The Art of the Chart
Somewhere in those symbols, lines, and colors is all the information you need to fly from here to there.
- By Stephan Wilkinson
- Air & Space magazine, November 1999
(Page 2 of 5)
In 1927, there was no piece of sky that was off limits to aviators. Today, everywhere you look there is airspace that is for one reason or another forbidden to pilots who fly by eye and choose not to have their routing defined by radio and air traffic controllers. There are also no--excuses, absolute--exclusion prohibited areas, the airspace above the White House perhaps the best known of them. There are military restricted areas where practicing dogfighters don't want to run into a Bonanza. There are air defense zones where, if you enter without notice, it's assumed you're a terrorist. There are vast blocks of restricted airspace over many big cities to provide freedom for airliners to maneuver during arrival and departure. There are routes where bombers practice very-low-altitude missions--not strictly forbidden airspace, but you're warned that you might be sharing it with a B-52 on fast--forward down in the weeds. Sectionals show all of these as well.

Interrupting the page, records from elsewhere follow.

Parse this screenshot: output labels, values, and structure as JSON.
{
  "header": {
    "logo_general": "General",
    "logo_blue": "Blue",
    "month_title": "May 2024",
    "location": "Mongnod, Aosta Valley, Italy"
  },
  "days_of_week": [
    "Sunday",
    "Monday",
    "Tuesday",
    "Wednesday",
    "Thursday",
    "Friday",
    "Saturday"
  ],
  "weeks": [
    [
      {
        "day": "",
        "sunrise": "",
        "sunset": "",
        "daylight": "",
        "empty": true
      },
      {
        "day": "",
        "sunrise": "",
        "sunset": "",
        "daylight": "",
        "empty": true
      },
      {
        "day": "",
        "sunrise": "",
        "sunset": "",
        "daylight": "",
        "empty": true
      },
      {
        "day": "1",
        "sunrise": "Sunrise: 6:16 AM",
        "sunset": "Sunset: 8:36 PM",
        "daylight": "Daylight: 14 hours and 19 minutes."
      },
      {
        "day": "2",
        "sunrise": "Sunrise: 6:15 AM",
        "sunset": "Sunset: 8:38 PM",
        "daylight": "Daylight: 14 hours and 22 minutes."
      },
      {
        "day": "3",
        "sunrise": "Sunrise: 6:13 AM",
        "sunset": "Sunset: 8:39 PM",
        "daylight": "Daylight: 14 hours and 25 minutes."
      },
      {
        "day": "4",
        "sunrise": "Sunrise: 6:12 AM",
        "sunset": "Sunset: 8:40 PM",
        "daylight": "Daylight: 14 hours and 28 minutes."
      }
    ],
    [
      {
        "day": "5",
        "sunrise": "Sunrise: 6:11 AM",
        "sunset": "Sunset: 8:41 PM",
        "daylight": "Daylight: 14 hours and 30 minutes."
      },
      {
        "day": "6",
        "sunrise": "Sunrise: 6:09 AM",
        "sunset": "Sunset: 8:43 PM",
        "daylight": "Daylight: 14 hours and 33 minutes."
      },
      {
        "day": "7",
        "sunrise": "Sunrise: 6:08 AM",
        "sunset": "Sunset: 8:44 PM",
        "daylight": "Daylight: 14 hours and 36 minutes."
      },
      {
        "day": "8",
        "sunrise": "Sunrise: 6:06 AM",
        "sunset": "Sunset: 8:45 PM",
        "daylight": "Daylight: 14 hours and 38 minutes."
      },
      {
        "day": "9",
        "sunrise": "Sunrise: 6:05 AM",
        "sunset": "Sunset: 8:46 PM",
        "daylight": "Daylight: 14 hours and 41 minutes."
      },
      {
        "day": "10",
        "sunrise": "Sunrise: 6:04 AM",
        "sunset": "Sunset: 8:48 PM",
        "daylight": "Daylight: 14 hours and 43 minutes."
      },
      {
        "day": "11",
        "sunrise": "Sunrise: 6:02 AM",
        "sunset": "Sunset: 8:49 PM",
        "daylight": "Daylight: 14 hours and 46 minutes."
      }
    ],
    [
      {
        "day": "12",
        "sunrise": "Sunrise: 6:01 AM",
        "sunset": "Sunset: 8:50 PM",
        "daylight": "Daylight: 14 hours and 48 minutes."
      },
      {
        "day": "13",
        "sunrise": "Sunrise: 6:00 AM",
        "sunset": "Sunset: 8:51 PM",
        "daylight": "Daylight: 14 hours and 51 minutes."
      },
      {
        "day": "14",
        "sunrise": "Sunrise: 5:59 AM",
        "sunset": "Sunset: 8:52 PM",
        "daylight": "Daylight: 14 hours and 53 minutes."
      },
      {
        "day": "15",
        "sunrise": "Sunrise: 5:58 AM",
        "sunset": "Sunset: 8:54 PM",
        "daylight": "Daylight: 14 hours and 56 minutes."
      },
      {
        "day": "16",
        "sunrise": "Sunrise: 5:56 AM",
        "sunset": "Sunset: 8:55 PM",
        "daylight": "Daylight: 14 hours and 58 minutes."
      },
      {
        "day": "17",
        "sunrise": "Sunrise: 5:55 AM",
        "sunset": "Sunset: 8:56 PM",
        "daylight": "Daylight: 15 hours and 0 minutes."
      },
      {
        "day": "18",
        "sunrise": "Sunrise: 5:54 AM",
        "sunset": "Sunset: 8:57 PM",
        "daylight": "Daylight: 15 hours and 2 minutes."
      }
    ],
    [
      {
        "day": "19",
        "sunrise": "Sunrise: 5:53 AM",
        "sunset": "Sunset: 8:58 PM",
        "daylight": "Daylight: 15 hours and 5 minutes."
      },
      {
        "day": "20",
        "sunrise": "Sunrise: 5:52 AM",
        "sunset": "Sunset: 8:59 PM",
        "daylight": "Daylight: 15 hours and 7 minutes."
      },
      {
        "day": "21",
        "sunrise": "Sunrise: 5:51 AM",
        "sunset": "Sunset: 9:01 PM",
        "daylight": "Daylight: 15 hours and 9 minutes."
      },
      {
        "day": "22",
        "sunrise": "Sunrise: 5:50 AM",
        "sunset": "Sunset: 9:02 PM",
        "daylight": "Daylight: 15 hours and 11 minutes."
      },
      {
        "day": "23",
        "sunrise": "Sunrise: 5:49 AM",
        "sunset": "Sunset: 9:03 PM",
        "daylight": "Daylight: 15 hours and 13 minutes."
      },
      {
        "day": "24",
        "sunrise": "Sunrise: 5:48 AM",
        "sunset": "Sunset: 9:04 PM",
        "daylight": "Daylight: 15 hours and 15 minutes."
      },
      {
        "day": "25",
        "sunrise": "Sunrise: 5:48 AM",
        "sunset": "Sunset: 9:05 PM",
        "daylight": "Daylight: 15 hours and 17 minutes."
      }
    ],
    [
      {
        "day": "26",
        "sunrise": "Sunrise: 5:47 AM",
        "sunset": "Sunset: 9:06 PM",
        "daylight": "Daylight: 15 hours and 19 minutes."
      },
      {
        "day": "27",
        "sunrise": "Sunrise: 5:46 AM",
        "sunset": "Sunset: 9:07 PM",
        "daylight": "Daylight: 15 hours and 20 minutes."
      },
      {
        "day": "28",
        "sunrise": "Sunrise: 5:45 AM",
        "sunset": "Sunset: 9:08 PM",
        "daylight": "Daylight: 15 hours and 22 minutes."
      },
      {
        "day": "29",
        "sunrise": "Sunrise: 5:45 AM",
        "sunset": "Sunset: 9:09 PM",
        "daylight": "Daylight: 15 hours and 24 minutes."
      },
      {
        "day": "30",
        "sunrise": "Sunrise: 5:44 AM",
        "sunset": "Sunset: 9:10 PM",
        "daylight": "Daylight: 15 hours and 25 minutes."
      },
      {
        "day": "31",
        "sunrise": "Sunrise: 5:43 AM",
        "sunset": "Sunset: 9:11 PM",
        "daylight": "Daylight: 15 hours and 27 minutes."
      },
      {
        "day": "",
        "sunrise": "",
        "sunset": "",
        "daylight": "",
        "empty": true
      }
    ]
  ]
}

A typical sectional makes a Manhattan road map look like the scrawled directions to your friend's Fourth of July barbecue. "Yes, chart clutter absolutely is a problem," admits Ronald Bolton, the chief of the AC&C's Aeronautical Chart Division, the group that compiles and continually corrects sectionals. "These are the most complex charts I've ever worked with, and I've been doing this since 1974. We make the best damn charts in the world, and we spend more money checking and verifying them than we do in actually producing and printing them. It's a very accurate product."
I have flown with charts and without--the without largely the consequence of carelessness or overconfidence. But just as those who've been rich and poor say rich is better, I say charts is better. One night, a friend dropped me off at a maintenance shop in New England to pick up my airplane, and sailed away into the starry dark before I realized that I'd forgotten my sectional.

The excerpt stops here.